Terry Dooley, VP of IT infrastructure at Shazam

Shazam expects a 40% savings over mainframe costs with the NonStop server, VP Dooley says.
Shazam Inc. is mindful of these changes but unwilling to compromise when it comes to downtime. The electronic-funds-transfer service provider is migrating its mission-critical services from a 28-year-old mainframe infrastructure to a fault-tolerant Hewlett-Packard server that runs the NonStop Kernel operating system. Shazam provides electronic-funds-transfer services to about 1,700 banks, credit unions, and other financial institutions, and it plans to use the NonStop server to run transaction-processing and authorization appli- cations, as well as customer-relationship-management software from Siebel Systems Inc., at a 40% savings over what the mainframe system costs, says Terry Dooley, VP of IT infrastructure.

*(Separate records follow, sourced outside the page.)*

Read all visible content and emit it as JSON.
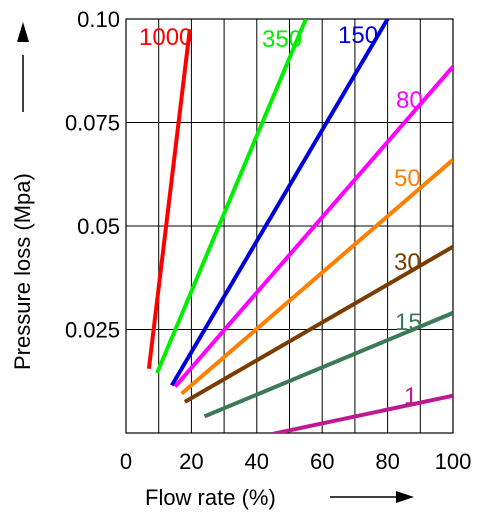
{
  "chart_data": {
    "type": "line",
    "title": "",
    "xlabel": "Flow rate (%)",
    "ylabel": "Pressure loss (Mpa)",
    "xlim": [
      0,
      100
    ],
    "ylim": [
      0,
      0.1
    ],
    "x_ticks": [
      0,
      20,
      40,
      60,
      80,
      100
    ],
    "x_tick_labels": [
      "0",
      "20",
      "40",
      "60",
      "80",
      "100"
    ],
    "y_ticks": [
      0.025,
      0.05,
      0.075,
      0.1
    ],
    "y_tick_labels": [
      "0.025",
      "0.05",
      "0.075",
      "0.10"
    ],
    "x_grid_step": 10,
    "grid": true,
    "legend": "inline labels",
    "series": [
      {
        "name": "1000",
        "color": "#ff0000",
        "points": [
          [
            7,
            0.0155
          ],
          [
            19.5,
            0.0975
          ]
        ]
      },
      {
        "name": "350",
        "color": "#00ee00",
        "points": [
          [
            9.5,
            0.0145
          ],
          [
            55,
            0.1
          ]
        ]
      },
      {
        "name": "150",
        "color": "#0000dd",
        "points": [
          [
            14,
            0.0115
          ],
          [
            80,
            0.1
          ]
        ]
      },
      {
        "name": "80",
        "color": "#ff00ff",
        "points": [
          [
            15,
            0.0112
          ],
          [
            100,
            0.0885
          ]
        ]
      },
      {
        "name": "50",
        "color": "#ff8000",
        "points": [
          [
            17,
            0.0095
          ],
          [
            100,
            0.066
          ]
        ]
      },
      {
        "name": "30",
        "color": "#7a3c00",
        "points": [
          [
            18,
            0.0075
          ],
          [
            100,
            0.045
          ]
        ]
      },
      {
        "name": "15",
        "color": "#3a7a55",
        "points": [
          [
            24,
            0.004
          ],
          [
            100,
            0.029
          ]
        ]
      },
      {
        "name": "1",
        "color": "#c01890",
        "points": [
          [
            45,
            -0.0002
          ],
          [
            100,
            0.009
          ]
        ]
      }
    ]
  }
}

Shazam plans to bring the NonStop server online slowly over the next couple of years. The first module running on the server is scheduled for the first quarter of next year and will provide a card-authorization service for Shazam's customers. Shazam will consolidate transaction, cardholder, and merchant data on the server, where each transaction can be analyzed to detect patterns of fraud. Once that service is launched, Shazam will in three-month increments begin offering services for settlement and billing, real-time ATM and point-of-sale authorizations, and routing transactions among different networks.

The HP server also will help Shazam move away from using flat files and toward a relational NonStop SQL database for transaction processing. "As we write our applications, we've created a middleware layer that represents our access into the database," Dooley says. Shazam will soon be able to extract information from the database through Corba-based middleware.

The move will let Shazam remove paper checks from the collection and return processes, allowing important account data to be captured and routed electronically. Financial institutions will be able to transmit electronic transactions from branch offices and ATMs to central data-processing systems, where substitute checks could be created and forwarded for collection. This increased speed and efficiency might let financial institutions extend cut-off hours that dictate when deposits and payments can be posted to an account.

"The NonStop's value is that you don't have to license third-party technology to get that six nines of availability," Dooley says. "You don't need an external database or clustering software."

While the server is a throwback to an era when companies bought high-end systems that came fully integrated with their own operating systems and apps, HP has recognized the need for its fault-tolerant platform to ac- commodate open standards. By early 2005, HP will replace NonStop's RISC-based Mips processors with Intel Itanium processors. NonStop servers have for years been able to run applications written in Java or C++.

NonStop servers with open standards and Intel processors will more easily integrate with the automated data centers that HP, IBM, Sun Microsystems, and others are promising. Automated, holistic data-center management has appeal when it comes to meeting service-level agreements, Shazam's Dooley says. "One of my goals as an IT manager is to make our operations more intelligent and more responsive."